Vancouver Bucket List: A Night Game at Nat Bailey Stadium

Photo credit: Ian Alexander Martin | Flickr

Photo credit: Ian Alexander Martin | Flickr

It’s a must on any Vancouver summer bucket list: a night game at Nat Bailey Stadium.

The historic 1951 stadium in the city’s Riley Park neighbourhood is home to the Vancouver Canadians, a minor league affiliate of baseball’s Toronto Blue Jays.  A night at the “Nat” offers small-town charm, great baseball and beautiful views, all just minutes from downtown Vancouver.

I checked out the action over the weekend, when the Canadians were taking on their local rivals the Everett AquaSox from Washington.  At 7:05 p.m. game time, the stadium was already filled nearly to its 5,000-seat capacity. I managed to get a few “nosebleed” seats for the bargain price of $12.50 a ticket. (“Nosebleed” in Nat Bailey is a relative term – It’s a small stadium and there’s not a bad seat in the house.)

Photo credit: John Biehler | Flickr

Photo credit: John Biehler | Flickr

The game started off with a bang in the bottom of the first inning with a Canadians home run, which soared over the left field fence and out into the fields that surround the park. Nat Bailey must have the most gorgeous backdrop of any Vancouver stadium. Beyond the outfield walls rise the forests of Queen Elizabeth Park.  Meanwhile, neat rows of heritage houses stretch in all directions. If you’re coming from the urban jungle of downtown Vancouver condo towers, it’s a sight for sore eyes.

As with any minor league baseball game, half the fun at Nat Bailey is what goes on between innings.  A crowd favourite at Canadians’ games is the nightly sushi race, where three mascots dressed up as pieces of sushi sprint around the base paths (the speedy Wasabi character always seems to win).  Then there are the dancing groundskeepers, who come out in the middle of the game to groom the field and perform a stirring, choreographed rendition of Footloose.

Photo credit: janheuninck | Flickr

Photo credit: janheuninck | Flickr

Of course, there are also the concessions.  Nat Bailey has earned a reputation for its stadium fare and is one of the only minor league ballparks to serve freshly made sushi alongside the usual hotdogs, burgers and chicken fingers.  Fittingly, they also serve local beer for the fans from Granville Island. (Beer prices are around $7 – not cheap, but not the highway robbery of some sporting venues.)

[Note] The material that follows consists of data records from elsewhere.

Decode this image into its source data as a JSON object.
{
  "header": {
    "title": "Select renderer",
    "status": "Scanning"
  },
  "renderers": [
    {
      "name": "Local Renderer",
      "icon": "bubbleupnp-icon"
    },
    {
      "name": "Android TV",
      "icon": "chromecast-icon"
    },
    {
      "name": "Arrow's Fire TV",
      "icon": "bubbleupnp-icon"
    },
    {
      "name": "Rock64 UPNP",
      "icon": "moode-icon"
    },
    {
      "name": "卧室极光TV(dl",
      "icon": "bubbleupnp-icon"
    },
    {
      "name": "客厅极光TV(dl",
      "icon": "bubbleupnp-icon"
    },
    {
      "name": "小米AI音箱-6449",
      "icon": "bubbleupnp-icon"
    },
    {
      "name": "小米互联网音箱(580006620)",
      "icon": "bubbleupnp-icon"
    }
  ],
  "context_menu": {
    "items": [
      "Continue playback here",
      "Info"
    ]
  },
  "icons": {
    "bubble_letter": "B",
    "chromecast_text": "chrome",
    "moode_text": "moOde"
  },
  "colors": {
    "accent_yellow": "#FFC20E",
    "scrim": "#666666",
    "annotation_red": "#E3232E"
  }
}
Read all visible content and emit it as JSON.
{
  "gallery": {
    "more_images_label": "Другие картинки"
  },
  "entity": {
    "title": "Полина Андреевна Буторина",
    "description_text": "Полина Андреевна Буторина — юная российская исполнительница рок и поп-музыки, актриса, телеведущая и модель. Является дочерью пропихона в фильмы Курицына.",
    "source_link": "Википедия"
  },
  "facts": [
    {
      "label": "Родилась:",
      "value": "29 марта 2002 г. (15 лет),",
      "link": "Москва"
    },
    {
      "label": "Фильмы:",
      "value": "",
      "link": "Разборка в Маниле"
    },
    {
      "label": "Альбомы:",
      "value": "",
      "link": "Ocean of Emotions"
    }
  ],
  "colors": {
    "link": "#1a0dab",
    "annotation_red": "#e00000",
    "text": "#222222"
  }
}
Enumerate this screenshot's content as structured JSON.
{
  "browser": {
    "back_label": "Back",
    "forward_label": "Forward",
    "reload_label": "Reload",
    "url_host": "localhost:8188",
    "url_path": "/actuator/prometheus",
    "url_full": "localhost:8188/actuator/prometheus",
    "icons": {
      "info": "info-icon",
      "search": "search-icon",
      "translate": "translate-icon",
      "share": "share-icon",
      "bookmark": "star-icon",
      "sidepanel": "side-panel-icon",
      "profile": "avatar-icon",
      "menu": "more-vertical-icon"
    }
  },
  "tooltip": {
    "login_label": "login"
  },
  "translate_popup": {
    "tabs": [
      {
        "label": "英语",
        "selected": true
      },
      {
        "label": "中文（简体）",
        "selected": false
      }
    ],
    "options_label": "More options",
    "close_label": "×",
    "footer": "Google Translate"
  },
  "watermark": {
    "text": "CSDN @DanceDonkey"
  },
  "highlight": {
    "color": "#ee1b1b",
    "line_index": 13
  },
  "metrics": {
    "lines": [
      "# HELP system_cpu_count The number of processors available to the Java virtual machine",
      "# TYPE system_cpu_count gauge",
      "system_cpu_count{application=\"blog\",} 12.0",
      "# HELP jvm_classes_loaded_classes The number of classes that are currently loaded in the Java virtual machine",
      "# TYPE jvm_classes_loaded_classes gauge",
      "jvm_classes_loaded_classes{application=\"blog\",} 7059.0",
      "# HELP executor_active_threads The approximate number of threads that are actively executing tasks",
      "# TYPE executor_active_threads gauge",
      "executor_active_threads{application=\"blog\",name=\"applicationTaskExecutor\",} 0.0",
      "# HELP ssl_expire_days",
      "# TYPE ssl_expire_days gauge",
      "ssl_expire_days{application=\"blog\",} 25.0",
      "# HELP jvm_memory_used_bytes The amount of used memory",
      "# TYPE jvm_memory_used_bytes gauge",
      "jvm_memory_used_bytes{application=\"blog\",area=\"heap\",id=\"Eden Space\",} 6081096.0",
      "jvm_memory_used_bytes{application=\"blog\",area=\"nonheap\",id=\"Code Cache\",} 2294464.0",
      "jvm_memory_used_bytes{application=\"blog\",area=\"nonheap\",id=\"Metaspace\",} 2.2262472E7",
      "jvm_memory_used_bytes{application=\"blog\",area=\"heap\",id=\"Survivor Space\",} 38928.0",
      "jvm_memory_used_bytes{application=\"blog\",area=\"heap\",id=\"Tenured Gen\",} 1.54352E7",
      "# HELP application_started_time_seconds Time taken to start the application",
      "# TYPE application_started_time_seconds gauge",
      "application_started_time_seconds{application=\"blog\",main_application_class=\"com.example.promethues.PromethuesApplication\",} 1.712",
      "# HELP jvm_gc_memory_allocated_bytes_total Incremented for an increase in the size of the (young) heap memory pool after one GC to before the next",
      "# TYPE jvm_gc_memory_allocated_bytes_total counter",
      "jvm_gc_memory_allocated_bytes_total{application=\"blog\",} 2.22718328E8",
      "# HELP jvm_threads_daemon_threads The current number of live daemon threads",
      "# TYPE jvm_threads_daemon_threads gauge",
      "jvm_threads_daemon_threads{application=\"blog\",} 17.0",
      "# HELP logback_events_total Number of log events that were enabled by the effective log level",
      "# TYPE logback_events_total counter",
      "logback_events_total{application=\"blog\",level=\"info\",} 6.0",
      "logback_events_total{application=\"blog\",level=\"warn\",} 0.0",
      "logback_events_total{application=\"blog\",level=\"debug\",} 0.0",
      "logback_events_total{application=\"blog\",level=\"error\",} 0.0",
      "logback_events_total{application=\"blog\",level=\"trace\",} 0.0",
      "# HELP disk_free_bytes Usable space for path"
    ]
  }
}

And sipping a beer as the sun dips lower in the sky and the shadows spread across Nat Bailey field is one of the exquisite pleasures of summer in Vancouver.  I had – luckily – chosen seats along the first-base side of the field, which is shielded from the weltering sun that roasts fans on the third-base side of the ballpark.  As the night wore on, the sky turned from blue to pastel shades of orange and purple.  Big flocks of crows from Queen Elizabeth Park flew by on their nightly migration out of the city.  And a nearly full moon rose above the stadium.

But I haven’t even mentioned the action of the field.  As the night wore on, the Canadians pulled ahead with a commanding lead and ended up winning 6-2.  But the highlight of the game came in the bottom of the 7th inning. Canadians right fielder Boomer Collins smashed a home run that rocketed toward the left field wall before smashing right into the giant A&W root beer billboard.  At Nat Bailey that means one thing: Free A&W Teen Burgers for every person in the stadium.

Any other Canadians fans out there? What do you enjoy about a night at Nat Bailey?